Divergent raises $290M to scale AI-driven defense manufacturing, ships 10th hypercar
Sep 15, 2025 with Lukas Czinger
Key Points
- Divergent closes $290M Series E to scale AI-driven manufacturing for defense primes, funding LA campus expansion and multiple new US facilities co-located near customer bases.
- The company's hardware-agnostic factories shift between automotive and defense production with no downtime, positioning digital flexibility as capital efficiency for government buyers avoiding single-purpose tooling.
- Divergent's 21C hypercar program reaches 10th delivery and now operates in UK markets, serving as live proof-of-concept for the subcontractor-to-prime integrator model defense customers will encounter.
Summary
Divergent has closed a $290M late-stage Series E, the largest round in the company's decade-long history, and is deploying capital toward scale manufacturing in the defense sector. Lucas Singer, Divergent's founder, describes the raise as unlocking capacity to produce what he calls the most strategically significant weapon systems available to US primes and direct government customers. The immediate use of proceeds includes adding over 50,000 square feet to Divergent's Los Angeles campus and funding multiple new facilities across the US, with specific states still unannounced.
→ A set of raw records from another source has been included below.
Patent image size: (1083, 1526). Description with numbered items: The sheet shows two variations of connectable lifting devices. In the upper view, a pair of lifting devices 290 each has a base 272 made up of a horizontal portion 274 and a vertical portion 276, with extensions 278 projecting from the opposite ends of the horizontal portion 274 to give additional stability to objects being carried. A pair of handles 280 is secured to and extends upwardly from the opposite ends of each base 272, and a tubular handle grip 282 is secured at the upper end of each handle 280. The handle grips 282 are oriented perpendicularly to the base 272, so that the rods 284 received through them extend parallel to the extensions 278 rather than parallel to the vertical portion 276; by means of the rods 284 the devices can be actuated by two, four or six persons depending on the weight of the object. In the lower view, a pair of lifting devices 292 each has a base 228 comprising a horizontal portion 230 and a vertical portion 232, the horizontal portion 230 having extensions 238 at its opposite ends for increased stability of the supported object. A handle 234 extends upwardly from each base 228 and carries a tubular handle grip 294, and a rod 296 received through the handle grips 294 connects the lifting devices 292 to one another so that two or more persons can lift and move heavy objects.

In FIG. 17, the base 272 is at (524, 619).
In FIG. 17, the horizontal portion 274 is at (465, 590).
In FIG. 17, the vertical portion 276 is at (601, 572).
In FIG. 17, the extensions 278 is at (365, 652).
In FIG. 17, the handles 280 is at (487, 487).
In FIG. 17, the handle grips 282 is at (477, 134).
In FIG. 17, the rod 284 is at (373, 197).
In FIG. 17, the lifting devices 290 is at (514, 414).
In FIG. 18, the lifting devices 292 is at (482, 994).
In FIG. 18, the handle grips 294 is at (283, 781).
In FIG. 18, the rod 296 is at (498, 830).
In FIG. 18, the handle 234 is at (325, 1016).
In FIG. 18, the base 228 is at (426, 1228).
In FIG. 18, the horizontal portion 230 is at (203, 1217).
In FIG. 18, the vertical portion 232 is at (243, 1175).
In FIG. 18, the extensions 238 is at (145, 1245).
Defense Manufacturing Strategy
Divergent's expansion logic centers on proximity to customers, specifically defense prime contractors and government depot centers. Singer cites Tinker Air Force Base in Oklahoma as an example of the model: a factory co-located adjacent to a base sustainment operation can supply parts directly while simultaneously flexing spare capacity toward nearby prime contractors. The economics are explicitly shared-cost, meaning no single government customer carries 100% of facility overhead.
The platform's core differentiator is digital flexibility. Divergent's factories are hardware-agnostic across product categories, able to shift from automotive components to defense structural assemblies with no downtime between runs. Singer positions this as capital efficiency for government buyers who would otherwise fund single-purpose production lines.
On site selection, states and counties are actively competing for Divergent facilities, with congressional stakeholders also involved. Singer confirms conversations are underway with multiple jurisdictions but says final decisions will prioritize customer concentration and logistics proximity over incentive packages alone.
Automotive as Proof-of-Concept
The 21C hypercar program, built under the Singer brand, has reached its 10th delivery since deliveries began earlier in 2025. Cars are now operating across the US and in the UK, marking the vehicle's first entry into European markets. Singer indicates variants of the 21C and an entirely new vehicle model are in development, though no details were disclosed.
Divergent uses the 21C general assembly line, located adjacent to its core facility, as a live demonstration of its subcontractor-to-prime integrator relationship model. Prospective defense customers visiting the campus see the automotive production as a physical proof point for how Divergent operates as a structural supplier feeding a prime integrator's final assembly.
Workforce Build-Out
With fresh capital, Divergent is shifting hiring posture toward entry-level engineers and production staff, a position Singer says it could not sustain in earlier stages. The internal benchmark is progression from entry-level to lead engineer or a management track within one to three years. The company's scope spans proprietary design software, manufacturing software, custom 3D printer hardware, assembly cell engineering, and materials development, giving new hires broad cross-functional exposure within a single organization.